Chi è costui, che anche il vento e il mare gli obbediscono?

PRIMA LETTURA: 2Sam. 12,1-7a.10-17

Ho peccato contro il Signore.

SALMO: (Sal 50)

Crea in me, o Dio, un cuore puro.

“In quel medesimo giorno, venuta la sera, Gesù disse ai suoi discepoli: «Passiamo all’altra riva». E, congedata la folla, lo presero con sé, così com’era, nella barca. C’erano anche altre barche con lui.
Ci fu una grande tempesta di vento e le onde si rovesciavano nella barca, tanto che ormai era piena. Egli se ne stava a poppa, sul cuscino, e dormiva. Allora lo svegliarono e gli dissero: «Maestro, non t’importa che siamo perduti?».
Si destò, minacciò il vento e disse al mare: «Taci, càlmati!». Il vento cessò e ci fu grande bonaccia. Poi disse loro: «Perché avete paura? Non avete ancora fede?».
E furono presi da grande timore e si dicevano l’un l’altro: «Chi è dunque costui, che anche il vento e il mare gli obbediscono?».”

Mc 4,35-41

“Maestro, non ti importa che moriamo?” (4,38).

Questa drammatica domanda esprime il grido di un’umanità che non sente la presenza amorevole e provvidenziale di Dio, anzi si sente abbandonata proprio nel momento di maggior pericolo. La sofferenza genera paura, la sensazione di abbandono getta nell’angoscia e, talvolta, suscita una rivolta interiore che conduce l’uomo a fare a meno di Dio. Se Dio non s’interessa di noi, se non si prende cura di noi, perché mai dovremmo obbedire a Lui? Perché cercare un Dio che resta lontano e segue con sovrana indifferenza il cammino tempestoso dell’umanità? La domanda dei discepoli è l’anteprima di quella ribellione contro Dio che ha segnato tutta la modernità e attraversa anche la nostra epoca. In effetti, l’uomo contemporaneo non si rivolge più a Dio, pensa di poter fare da solo e crede di avere tutte le capacità per affrontare e risolvere le grandi tempeste della storia.
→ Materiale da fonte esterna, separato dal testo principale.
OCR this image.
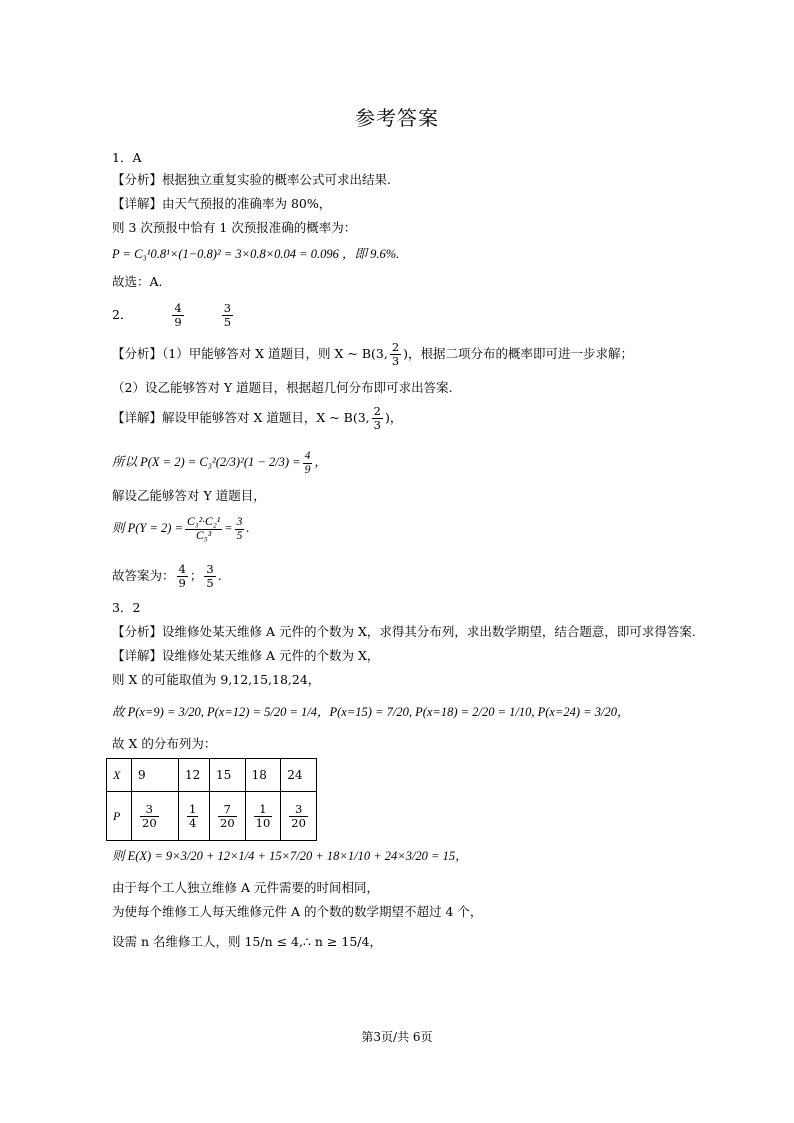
参考答案
1．A
【分析】根据独立重复实验的概率公式可求出结果.
【详解】由天气预报的准确率为 80%，
则 3 次预报中恰有 1 次预报准确的概率为：
P = C₃¹0.8¹×(1−0.8)² = 3×0.8×0.04 = 0.096 ，即 9.6%.
故选：A.
2．	$\frac{4}{9}$
	$\frac{3}{5}$
【分析】（1）甲能够答对 X 道题目，则 X ~ B(3, $\frac{2}{3}$ )，根据二项分布的概率即可进一步求解；
（2）设乙能够答对 Y 道题目，根据超几何分布即可求出答案.
【详解】解设甲能够答对 X 道题目，X ~ B(3, $\frac{2}{3}$ )，
所以 $P(X = 2) = C_3^2(2/3)^2(1 - 2/3) = \frac{4}{9}$ ，
解设乙能够答对 Y 道题目，
则 $P(Y = 2) = \frac{\text{C₃²·C₂¹}}{\text{C₅³}} = \frac{3}{5}$ .
故答案为： $\frac{4}{9}$ ； $\frac{3}{5}$ .
3．2
【分析】设维修处某天维修 A 元件的个数为 X，求得其分布列，求出数学期望，结合题意，即可求得答案.
【详解】设维修处某天维修 A 元件的个数为 X，
则 X 的可能取值为 9,12,15,18,24，
故 P(x=9) = 3/20, P(x=12) = 5/20 = 1/4，P(x=15) = 7/20, P(x=18) = 2/20 = 1/10, P(x=24) = 3/20，
故 X 的分布列为：
X	9	12	15	18	24
P	$\frac{3}{20}$	$\frac{1}{4}$	$\frac{7}{20}$	$\frac{1}{10}$	$\frac{3}{20}$
则 E(X) = 9×3/20 + 12×1/4 + 15×7/20 + 18×1/10 + 24×3/20 = 15，
由于每个工人独立维修 A 元件需要的时间相同，
为使每个维修工人每天维修元件 A 的个数的数学期望不超过 4 个，
设需 n 名维修工人，则 15/n ≤ 4,∴ n ≥ 15/4，
第3页/共 6页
Quella dei discepoli non è una rivolta, anzi può essere interpretata come una preghiera, in fondo contiene un’implicita richiesta di aiuto. Gesù sembra dormire (4,38), in realtà attende la preghiera fiduciosa. Solo allora può manifestare la sua autorità: “Si destò, minacciò il vento” (4,39). L’evangelista usa lo stesso che ha già utilizzato nella scena dell’indemoniato (1,24). La tempesta assume così un valore simbolico, è icona di quel male che accompagna la storia personale e collettiva. Il Vangelo annuncia che Gesù ha la forza di sconfiggere il male. Lui solo può farlo. Ma non può agire se l’uomo non ha fiducia in Lui, ha le mani legate se l’uomo pensa di fare da solo. Per questo rimprovera i discepoli: “Perché avete paura? Non avete ancora fede?” (4,40). Il male attraversa la storia ma non può nulla se l’uomo rimane aggrappato a Dio. Se invece s’insinua la paura, se l’uomo mette Dio sul banco degli imputati, allora il male invade il cuore dell’uomo e diviene più forte, rischia di travolgere tutto. Impegniamoci perciò a sostenerci nel tempo della prova per custodire la fiducia in Dio fonte della vita e dell’amore.